0
0
Data Analysis Pythondata~5 mins

cut() and qcut() for binning in Data Analysis Python

Choose your learning style9 modes available
Introduction

We use cut() and qcut() to group continuous numbers into categories or bins. This helps us understand data better by simplifying it.

You want to group ages into ranges like 0-18, 19-35, 36-60, 60+.
You want to divide sales amounts into equal-sized groups to compare performance.
You want to label exam scores as low, medium, or high based on score ranges.
You want to split data into equal-sized groups based on percentiles for analysis.
Syntax
Data Analysis Python
pd.cut(x, bins, labels=None, right=True, include_lowest=False)
pd.qcut(x, q, labels=None, duplicates='raise')

cut() divides data into bins you define by numbers.

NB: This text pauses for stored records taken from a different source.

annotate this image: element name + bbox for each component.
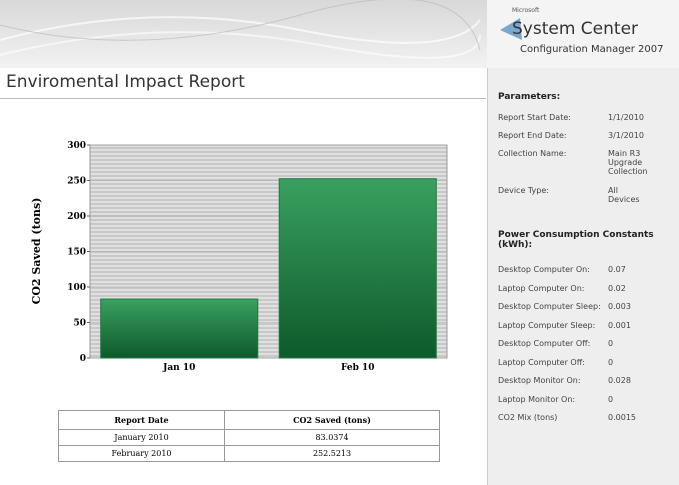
y-tick-label: 200	[67, 212, 86, 222]
parameter-name: Report End Date:	[498, 131, 608, 140]
constant-name: Laptop Computer Sleep:	[498, 321, 608, 330]
constant-name: Laptop Monitor On:	[498, 395, 608, 404]
constants-title: Power Consumption Constants (kWh):	[498, 230, 673, 250]
parameter-name: Device Type:	[498, 186, 608, 195]
parameter-value: 3/1/2010	[608, 131, 650, 140]
y-tick-label: 300	[67, 141, 86, 151]
column-header: Report Date	[59, 411, 225, 430]
constant-name: Laptop Computer Off:	[498, 358, 608, 367]
constant-name: Desktop Computer On:	[498, 265, 608, 274]
parameter-value: Main R3 Upgrade Collection	[608, 149, 650, 176]
y-tick-label: 50	[73, 319, 86, 329]
column-header: CO2 Saved (tons)	[225, 411, 440, 430]
parameter-name: Collection Name:	[498, 149, 608, 158]
logo-subtitle: Configuration Manager 2007	[520, 44, 663, 55]
constant-value: 0.07	[608, 265, 668, 274]
constant-value: 0.028	[608, 376, 668, 385]
table-cell: 252.5213	[225, 446, 440, 462]
x-tick-label: Feb 10	[341, 363, 375, 373]
logo-title: System Center	[512, 19, 638, 39]
y-tick-label: 0	[80, 354, 86, 364]
table-cell: 83.0374	[225, 430, 440, 446]
y-tick-label: 150	[67, 248, 86, 258]
constant-value: 0.02	[608, 284, 668, 293]
constant-value: 0.0015	[608, 413, 668, 422]
y-tick-label: 100	[67, 283, 86, 293]
constant-name: Desktop Computer Off:	[498, 339, 608, 348]
header: Microsoft System Center Configuration Ma…	[0, 0, 679, 68]
bar	[101, 299, 258, 358]
table-cell: January 2010	[59, 430, 225, 446]
constant-value: 0.001	[608, 321, 668, 330]
bar	[279, 179, 436, 358]
page: Microsoft System Center Configuration Ma…	[0, 0, 679, 485]
x-tick-label: Jan 10	[162, 363, 195, 373]
parameter-value: All Devices	[608, 186, 650, 204]
report-title: Enviromental Impact Report	[6, 72, 245, 92]
constant-value: 0	[608, 339, 668, 348]
header-art: Microsoft System Center Configuration Ma…	[0, 0, 679, 68]
parameters-title: Parameters:	[498, 92, 673, 102]
constant-value: 0	[608, 395, 668, 404]
y-tick-label: 250	[67, 177, 86, 187]
constant-value: 0	[608, 358, 668, 367]
logo-brand: Microsoft	[512, 7, 540, 14]
constant-name: CO2 Mix (tons)	[498, 413, 608, 422]
constant-name: Desktop Computer Sleep:	[498, 302, 608, 311]
constant-name: Laptop Computer On:	[498, 284, 608, 293]
parameter-name: Report Start Date:	[498, 113, 608, 122]
constant-value: 0.003	[608, 302, 668, 311]
parameter-value: 1/1/2010	[608, 113, 650, 122]
table-cell: February 2010	[59, 446, 225, 462]
constant-name: Desktop Monitor On:	[498, 376, 608, 385]
y-axis-label: CO2 Saved (tons)	[30, 198, 43, 305]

qcut() divides data into bins with equal number of points (quantiles).

Examples
This groups ages into 4 bins: 0-18, 19-35, 36-60, 61-100.
Data Analysis Python
import pandas as pd
ages = [5, 12, 17, 18, 24, 32, 45, 52, 70]
bins = [0, 18, 35, 60, 100]
categories = pd.cut(ages, bins)
print(categories)
This divides scores into 3 groups with equal number of scores each.
Data Analysis Python
import pandas as pd
scores = [55, 67, 89, 45, 90, 78, 88, 92, 70]
quantiles = pd.qcut(scores, 3, labels=['Low', 'Medium', 'High'])
print(quantiles)
Sample Program

This program shows how to group exam scores into categories using fixed ranges with cut() and into equal-sized groups with qcut().

Data Analysis Python
import pandas as pd

# Sample data: exam scores
scores = [55, 67, 89, 45, 90, 78, 88, 92, 70, 60]

# Using cut() to create fixed bins
bins = [0, 60, 75, 90, 100]
labels = ['Fail', 'Pass', 'Good', 'Excellent']
categorized_scores = pd.cut(scores, bins=bins, labels=labels, include_lowest=True)
print('Using cut():')
print(categorized_scores)

# Using qcut() to create quantile bins
quantile_labels = ['Low', 'Medium', 'High']
quantile_scores = pd.qcut(scores, q=3, labels=quantile_labels)
print('\nUsing qcut():')
print(quantile_scores)
OutputSuccess
Important Notes

With cut(), bins can overlap if not careful; always check bin edges.

qcut() may raise errors if there are duplicate values at bin edges; use duplicates='drop' to handle this.

Summary

cut() groups data by fixed numeric ranges you choose.

qcut() groups data into equal-sized groups based on data distribution.

Both help turn numbers into categories for easier analysis and visualization.